Das seine tun zur rechten Zeit – Arbeit und Leben
Wir haben im April und Mai zwei sehr schöne Konfirmationen gefeiert. Und haben schon einen kleinen Blick auf das geworfen, was danach kommen kann. Zu den vielen Sachen, die für die Konfis anstehen, gehört früher oder später auch ein Beruf dazu.
Im Gespräch tauschten wir uns bereits im Konfi-Unterricht darüber aus, was das sein könnte und ob man sich darauf freuen kann? – Was würden Sie einer Konfirmandin oder einem Konfirmanden auf diese Frage antworten?

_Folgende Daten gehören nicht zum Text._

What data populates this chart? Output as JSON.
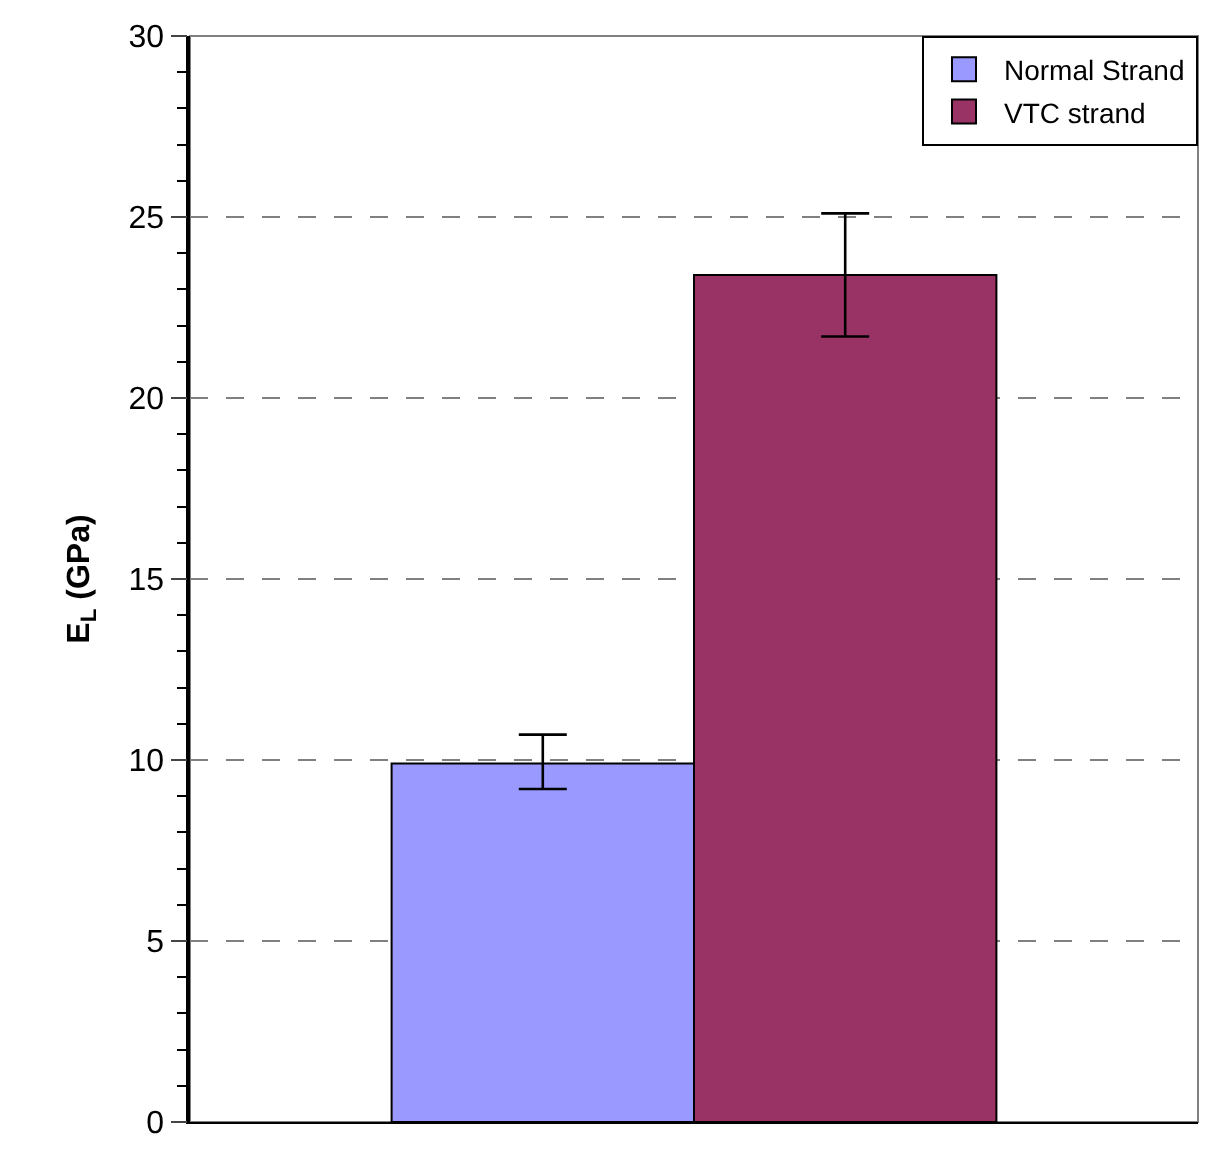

Arbeit prägt unser Leben auf ganz unterschiedliche Art und Weise: Manchmal als stressiges Mühen, manchmal als spaßiges Werkeln, manchmal aber auch als belastendes Aufschieben oder auch als Dienst für andere. Doch weder ein Zuviel von derselben Arbeit noch keine gescheite Arbeit zu bekommen, macht den Menschen wirklich glücklich.
Oft ist in diesem Zusammenhang von der „Work-Life-Balance“ die Rede. Sicherlich ein guter Ansatz, aber was sagt das eigentlich über unsere Arbeit aus, wenn das Leben scheinbar erst außerhalb der Arbeit beginnt? Dann wird Arbeit schnell als mühsam, stumpfsinnig und eintönig abgetan. Dabei gehört sie doch zu unserem Leben dazu. Arbeit ist ein wesentlicher Teil des Menschseins. Sie gibt uns die Möglichkeit, sich kreativ und schöpferisch zu entfalten. Etwas zu tun, das uns einen Sinn und Erfüllung gibt.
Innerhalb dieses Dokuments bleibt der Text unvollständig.